Thank you. And our next question comes from the line of David Nearinggarden from Wedbush Securities. Your question, please.

Thanks for taking the question. I had two and maybe one is kind of a follow-up to the last one. But is there any specific kind of efficacy boundaries that you're looking for out of the 387 study? So, of course, ARCLA showed a near 100% drop off in recurrences. Is that the kind of efficacy bar we should be thinking about or could it be a little bit lower because of the more convenient dosing? And then I had another question on just emerging competition. There's a potential oral competitor out there that's going to report out data. This half, is there any thinking on that or any thoughts on how we should think about the potential competition emerging?

Thanks. Thanks, David. Appreciate the questions. So, regarding the efficacy profile in the phase two studies, the dose focusing portion, we're really looking across a range of different dose levels in order to understand the performance characteristics of KPL387. And so, in that sense, we intend to use the totality of the data in order to define the dose level that we'll take forward. So, at this point, it's a little early to describe exactly what the expectation is precisely, but rather to say that I think this will be a very informative study based upon its design that will help us optimize the performance of the drug. Regarding competition that's on the horizon, we remain the leaders in the space of recurrent pericarditis for the reason that we have really done the deep work in understanding the mechanism of this disease. And we've identified the fact that IL-1 alpha and IL-1 beta inhibition is a critical element for maintaining control of the disease and important fact to be able to maintain control of the disease as monotherapy. And so, we continue to look with interest to see other data as they emerge, but understanding those, shall we say, those mechanisms will have to define themselves in the context of the fact that, as I mentioned, we understand that complete control of the disease requires control of both. Thank you.

Thank you. And this does conclude the question and answer session of today's program.
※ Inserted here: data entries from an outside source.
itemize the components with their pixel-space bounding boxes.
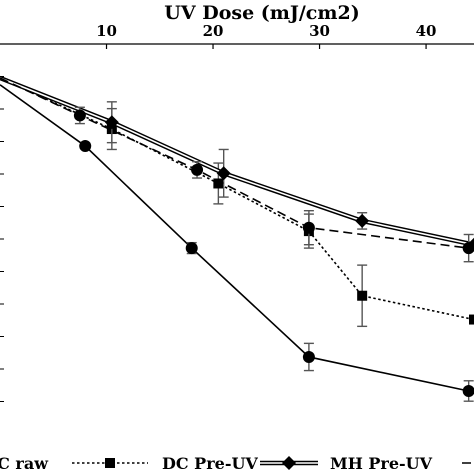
data-point — [302, 221, 315, 234]
data-point — [355, 213, 370, 228]
series-line-inner — [0, 77, 474, 246]
data-point — [79, 140, 92, 153]
legend-item-0: DC raw — [0, 454, 49, 473]
data-point — [104, 115, 119, 130]
series-line — [0, 84, 469, 392]
legend-label: MH Pre-UV — [330, 454, 433, 473]
data-point — [469, 314, 474, 325]
series-3 — [0, 77, 474, 263]
series-line — [0, 77, 474, 321]
data-point — [213, 178, 224, 189]
x-axis-ticks: 10 20 30 40 — [0, 22, 437, 402]
data-point — [357, 290, 368, 301]
x-tick-label: 40 — [416, 22, 437, 40]
data-point — [462, 242, 474, 255]
x-tick-label: 20 — [203, 22, 224, 40]
x-axis-title: UV Dose (mJ/cm2) — [164, 2, 359, 24]
data-point — [191, 163, 204, 176]
data-point — [216, 166, 231, 181]
legend-label: DC Pre-UV — [162, 454, 258, 473]
series-layer — [0, 75, 474, 402]
data-point — [302, 350, 315, 363]
data-point — [282, 456, 296, 470]
x-tick-label: 10 — [96, 22, 117, 40]
series-0 — [0, 84, 474, 402]
data-point — [73, 109, 86, 122]
x-tick-label: 30 — [309, 22, 330, 40]
series-line-outer — [0, 75, 474, 247]
legend-item-1: DC Pre-UV — [72, 454, 258, 473]
data-point — [185, 242, 198, 255]
data-point — [105, 458, 115, 468]
legend: DC raw DC Pre-UV MH Pre-UV — [0, 454, 474, 473]
series-2 — [0, 75, 474, 252]
legend-item-2: MH Pre-UV — [260, 454, 433, 473]
legend-label: DC raw — [0, 454, 49, 473]
data-point — [462, 384, 474, 397]
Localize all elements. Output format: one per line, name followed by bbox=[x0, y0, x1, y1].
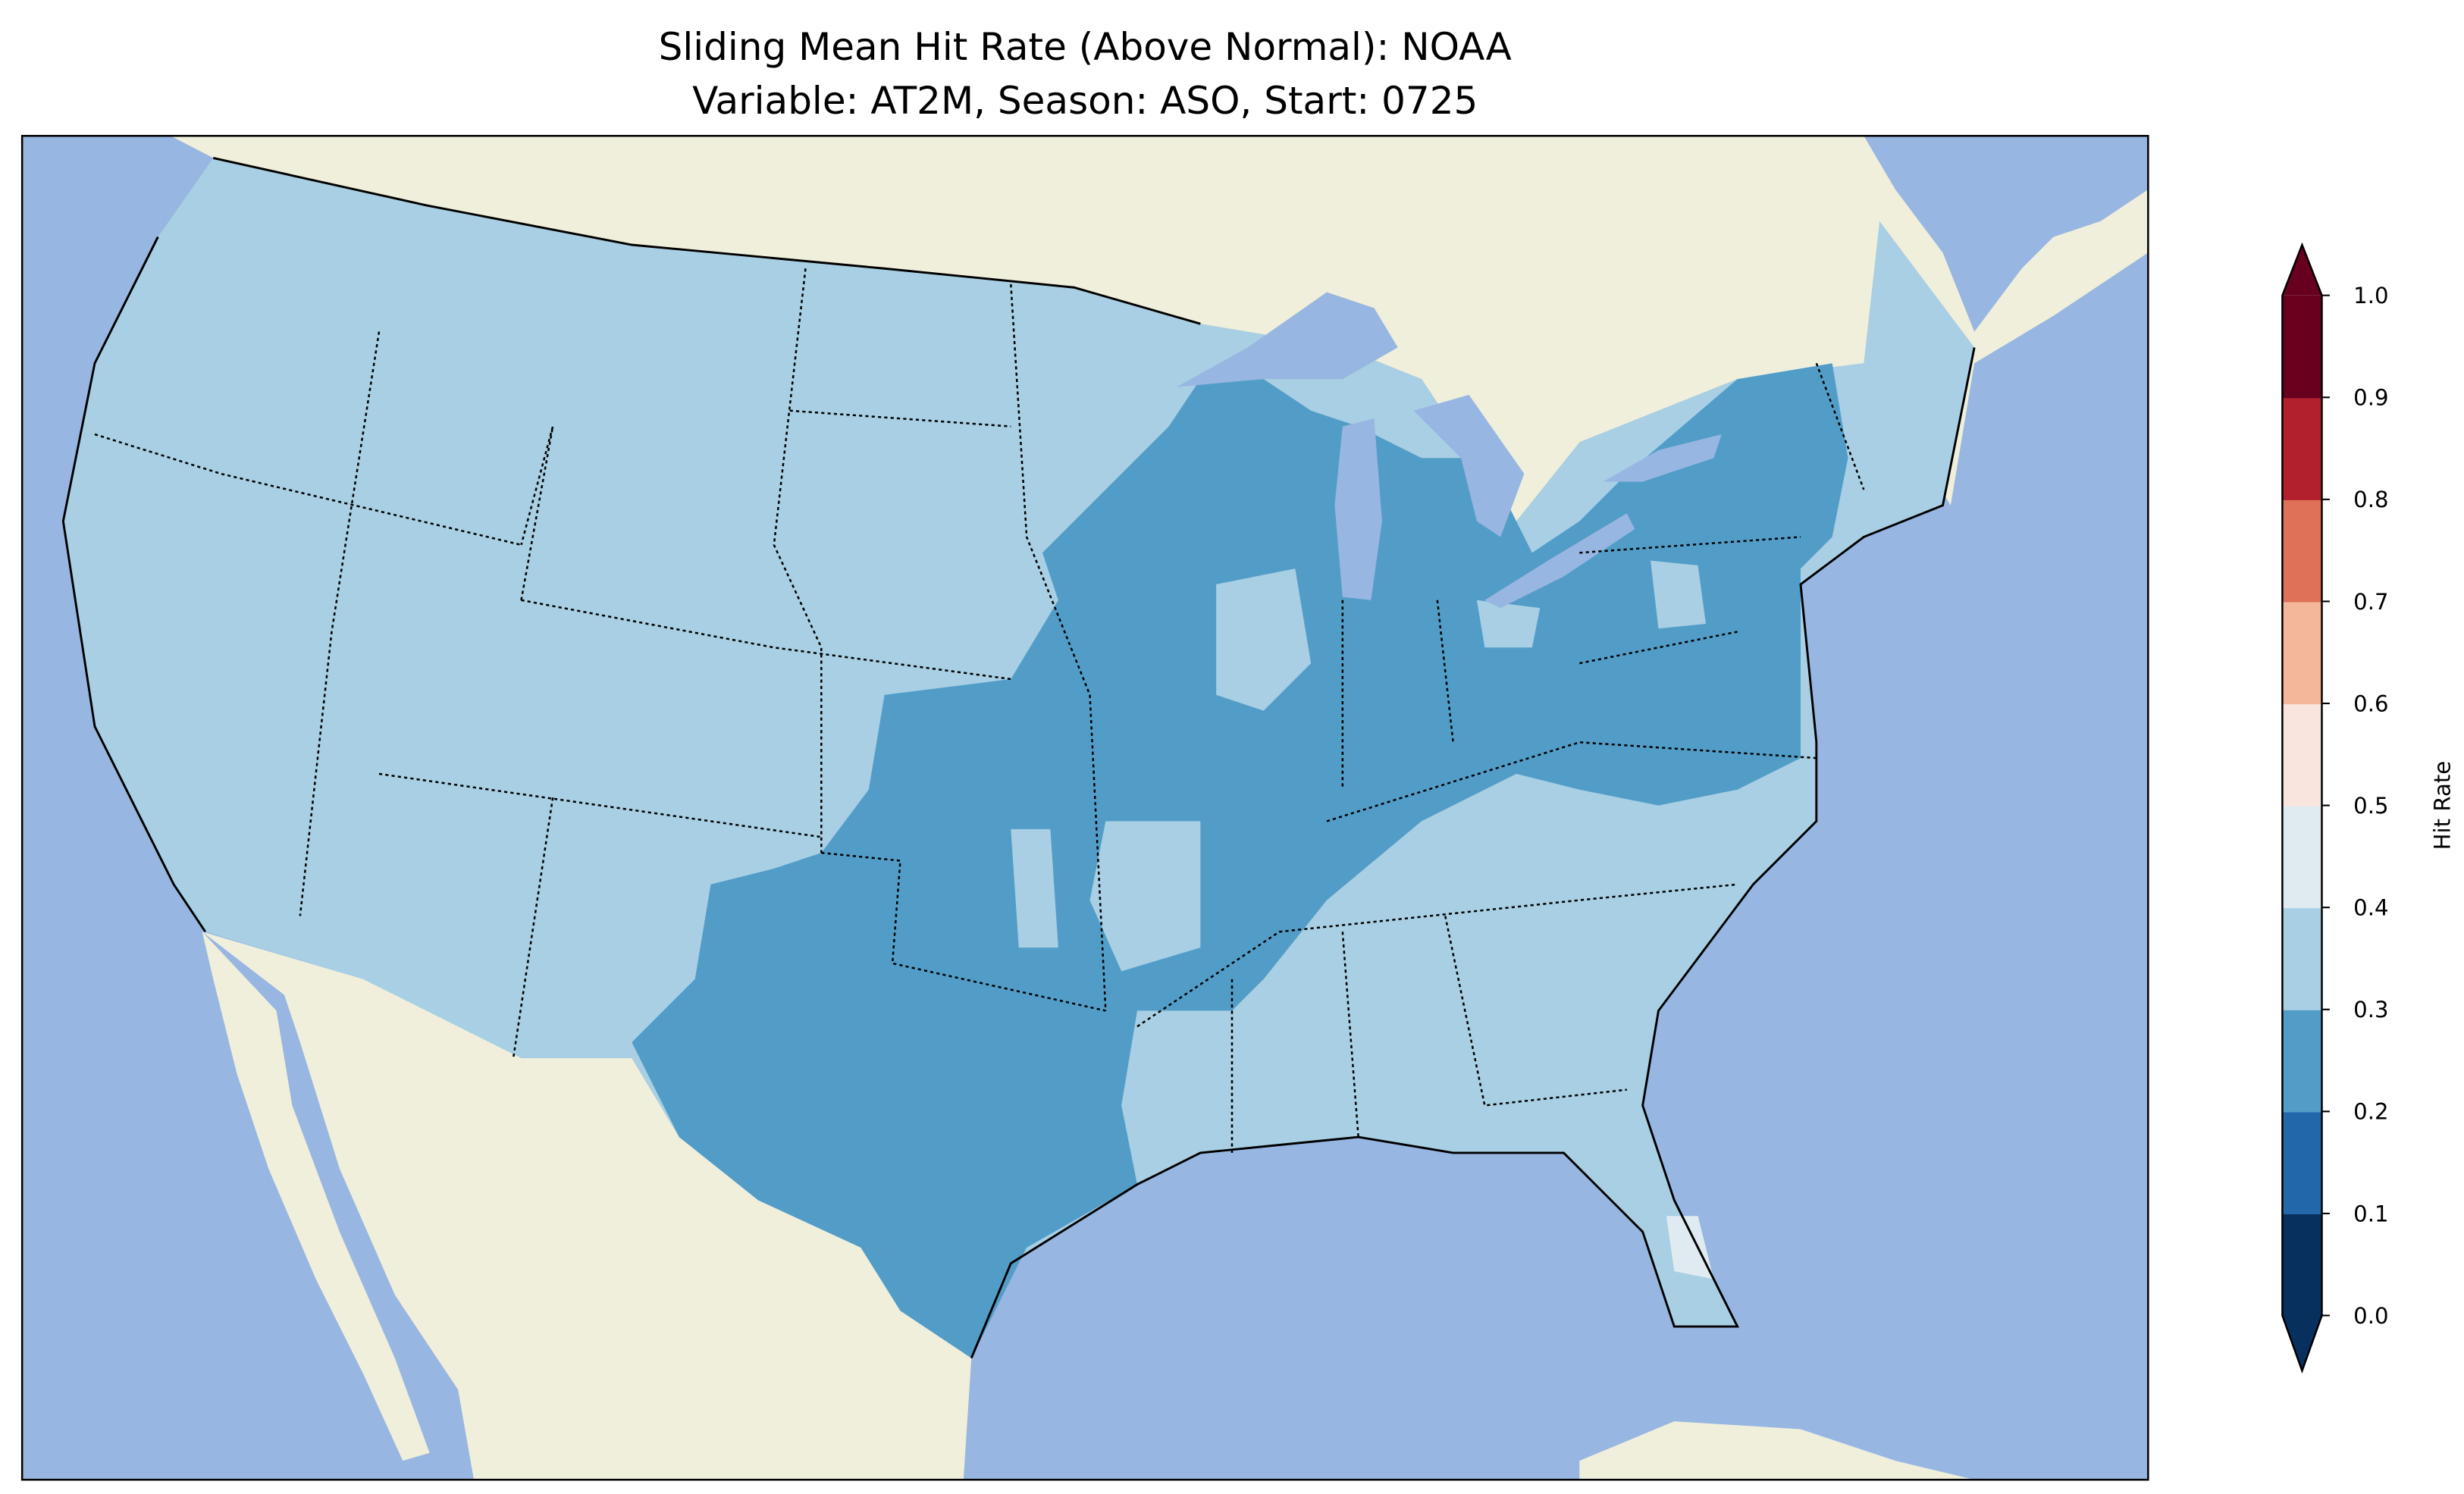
chart-title-line1: Sliding Mean Hit Rate (Above Normal): NO… bbox=[659, 25, 1512, 69]
ohio-light-patch bbox=[1476, 600, 1541, 648]
colorbar-bin bbox=[2282, 499, 2322, 603]
great-lakes bbox=[1177, 292, 1722, 609]
colorbar-bin bbox=[2282, 397, 2322, 500]
colorbar-tick-label: 0.4 bbox=[2353, 895, 2388, 921]
mexico-land bbox=[202, 932, 972, 1480]
colorbar-bin bbox=[2282, 703, 2322, 807]
us-region-dark bbox=[632, 363, 1848, 1358]
state-borders bbox=[94, 268, 1865, 1153]
colorbar-tick-label: 0.1 bbox=[2353, 1201, 2388, 1226]
colorbar-tick-label: 0.0 bbox=[2353, 1303, 2388, 1329]
colorbar-tick-label: 0.6 bbox=[2353, 691, 2388, 716]
colorbar-bin bbox=[2282, 907, 2322, 1010]
colorbar-tick-label: 0.5 bbox=[2353, 793, 2388, 819]
us-north-border bbox=[212, 156, 1201, 325]
colorbar-bin bbox=[2282, 295, 2322, 399]
colorbar-extend-min bbox=[2282, 1315, 2322, 1371]
lake-michigan bbox=[1334, 418, 1382, 600]
colorbar-tick-label: 0.2 bbox=[2353, 1099, 2388, 1125]
lake-huron bbox=[1413, 394, 1525, 537]
colorbar-bin bbox=[2282, 805, 2322, 909]
colorbar-tick-label: 0.3 bbox=[2353, 997, 2388, 1023]
cuba-land bbox=[1579, 1421, 1975, 1480]
lake-superior bbox=[1177, 292, 1398, 387]
baja-peninsula bbox=[202, 932, 430, 1461]
colorbar-bin bbox=[2282, 1009, 2322, 1113]
west-coast bbox=[61, 236, 207, 933]
colorbar-tick-label: 0.8 bbox=[2353, 487, 2388, 512]
colorbar-tick-label: 0.9 bbox=[2353, 385, 2388, 411]
colorbar-tick-label: 0.7 bbox=[2353, 589, 2388, 615]
colorbar-label: Hit Rate bbox=[2429, 761, 2455, 850]
colorbar: 0.0 0.1 0.2 0.3 0.4 0.5 0.6 0.7 0.8 0.9 1.0 bbox=[2281, 242, 2389, 1374]
pa-light-patch bbox=[1651, 560, 1706, 629]
colorbar-extend-max bbox=[2282, 245, 2322, 296]
map-panel bbox=[20, 135, 2149, 1481]
gulf-coast bbox=[970, 347, 1976, 1359]
map-frame bbox=[20, 135, 2149, 1481]
iowa-light-patch bbox=[1216, 568, 1312, 711]
arkansas-light-patch bbox=[1089, 821, 1201, 972]
lake-ontario bbox=[1603, 434, 1722, 482]
canada-land bbox=[171, 136, 2149, 584]
colorbar-bin bbox=[2282, 1213, 2322, 1317]
lake-erie bbox=[1484, 513, 1635, 609]
colorbar-bin bbox=[2282, 1111, 2322, 1214]
chart-title-line2: Variable: AT2M, Season: ASO, Start: 0725 bbox=[692, 79, 1478, 123]
colorbar-tick-label: 1.0 bbox=[2353, 283, 2388, 309]
florida-lighter-patch bbox=[1666, 1216, 1714, 1279]
oklahoma-light-patch bbox=[1011, 828, 1058, 948]
colorbar-bin bbox=[2282, 601, 2322, 705]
I'd like to hand the program back to Sanj Patel for any further remarks.

Thank you, Operator, and thanks everybody for the questions and joining the call today. We look forward to the remainder of the year and to providing additional opportunities and updates in the future. So, very excited and thank you very much.

Thank you, ladies and gentlemen, for your participation in today's conference. This does conclude the program. You may now disconnect. Good day.